US-Regierung: Kein Lösegeld

An der Vereinbarung mit Teheran hatte es vorab reichlich Kritik gegeben. Der frühere US-Vizepräsident Mike Pence etwa hatte den Deal als „größte Lösegeldzahlung in der amerikanischen Geschichte“ bezeichnet. Kritiker mahnten, Teheran könne die Milliarden Dollar womöglich für militärische Zwecke nutzen.

Die US-Regierung versuchte in den vergangenen Wochen, derlei Bedenken zu zerstreuen. Sie betonte mehrfach, das Geld könne allein für humanitäre Zwecke genutzt werden – etwa für Medikamente und Lebensmittel. Es handle sich nicht um Lösegeld und nicht um Geld von US-Steuerzahlern, sondern um iranisches Geld, das allein dem iranischen Volk zugutekommen solle und nicht der Führung. Die US-Seite wies auch Darstellungen Raisis zurück, das Geld solle in andere Bereiche fließen, etwa in die heimische Produktion.

Folgenschwere Geiselnahme in US-Botschaft

Der Iran inhaftiert immer wieder Ausländer unter dem Vorwurf der Spionage oder anderer Verstöße gegen die nationale Sicherheit. Menschenrechtler kritisieren die oft hinter verschlossenen Türen verhandelten Verfahren als unfair. Der Islamischen Republik wird auch vorgeworfen, Ausländer als Geiseln gefangen zu halten.

Die Beziehungen zwischen dem Iran und den USA sind historisch schlecht. Immer wieder standen beide Länder am Rande eines Krieges.

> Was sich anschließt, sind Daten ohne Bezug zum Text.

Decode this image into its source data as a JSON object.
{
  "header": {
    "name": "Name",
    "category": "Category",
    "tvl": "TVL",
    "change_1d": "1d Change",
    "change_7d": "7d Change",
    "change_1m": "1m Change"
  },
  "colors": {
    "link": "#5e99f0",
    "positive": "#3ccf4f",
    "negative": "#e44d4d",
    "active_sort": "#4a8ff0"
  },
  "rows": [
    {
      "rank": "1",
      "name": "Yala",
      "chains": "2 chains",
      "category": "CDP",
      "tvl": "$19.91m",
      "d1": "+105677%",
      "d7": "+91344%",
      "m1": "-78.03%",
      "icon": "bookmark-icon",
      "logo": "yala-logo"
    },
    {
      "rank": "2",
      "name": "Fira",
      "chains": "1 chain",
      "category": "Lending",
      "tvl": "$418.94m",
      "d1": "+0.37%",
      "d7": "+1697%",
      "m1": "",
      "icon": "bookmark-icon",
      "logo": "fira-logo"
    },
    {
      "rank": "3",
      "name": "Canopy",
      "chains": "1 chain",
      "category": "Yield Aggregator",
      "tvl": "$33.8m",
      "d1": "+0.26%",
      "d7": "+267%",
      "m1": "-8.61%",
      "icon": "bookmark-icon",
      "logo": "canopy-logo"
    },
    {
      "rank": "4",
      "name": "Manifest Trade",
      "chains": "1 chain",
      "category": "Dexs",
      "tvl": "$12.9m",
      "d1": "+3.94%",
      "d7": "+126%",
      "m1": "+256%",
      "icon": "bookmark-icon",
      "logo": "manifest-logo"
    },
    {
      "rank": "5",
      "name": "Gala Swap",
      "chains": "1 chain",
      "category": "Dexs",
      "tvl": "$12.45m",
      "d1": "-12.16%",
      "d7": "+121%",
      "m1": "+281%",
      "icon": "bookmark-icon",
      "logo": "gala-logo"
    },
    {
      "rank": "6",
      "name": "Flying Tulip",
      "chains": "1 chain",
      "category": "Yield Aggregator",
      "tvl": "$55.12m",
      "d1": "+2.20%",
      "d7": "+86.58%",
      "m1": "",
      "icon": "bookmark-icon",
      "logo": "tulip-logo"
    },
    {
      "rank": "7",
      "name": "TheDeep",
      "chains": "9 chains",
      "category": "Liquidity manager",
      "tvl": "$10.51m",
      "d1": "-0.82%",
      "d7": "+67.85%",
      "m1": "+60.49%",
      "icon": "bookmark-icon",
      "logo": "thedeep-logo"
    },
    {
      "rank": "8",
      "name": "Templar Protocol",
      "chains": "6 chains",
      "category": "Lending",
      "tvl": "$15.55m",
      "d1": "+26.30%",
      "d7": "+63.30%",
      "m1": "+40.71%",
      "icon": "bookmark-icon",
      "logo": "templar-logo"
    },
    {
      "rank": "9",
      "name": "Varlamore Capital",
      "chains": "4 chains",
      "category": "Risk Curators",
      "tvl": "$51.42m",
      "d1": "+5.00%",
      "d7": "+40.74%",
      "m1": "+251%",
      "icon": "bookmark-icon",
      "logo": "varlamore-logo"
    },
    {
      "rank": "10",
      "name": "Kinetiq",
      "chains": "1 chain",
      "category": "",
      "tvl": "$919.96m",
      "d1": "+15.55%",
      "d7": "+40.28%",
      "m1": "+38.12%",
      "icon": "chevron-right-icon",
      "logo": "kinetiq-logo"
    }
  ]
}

Im Jänner 2020 töteten die USA den mächtigen iranischen General Ghassem Soleimani bei einem Drohnenangriff im Nachbarland Irak. Es folgten wochenlange militärische Spannungen.

Die Stürmung der US-Botschaft durch Studenten und die darauffolgende Geiselnahme am 4. November 1979 hatte die Beziehungen beider Länder unwiderruflich verschlechtert. Seitdem gibt es zwischen den Ländern auch keine direkten diplomatischen Beziehungen.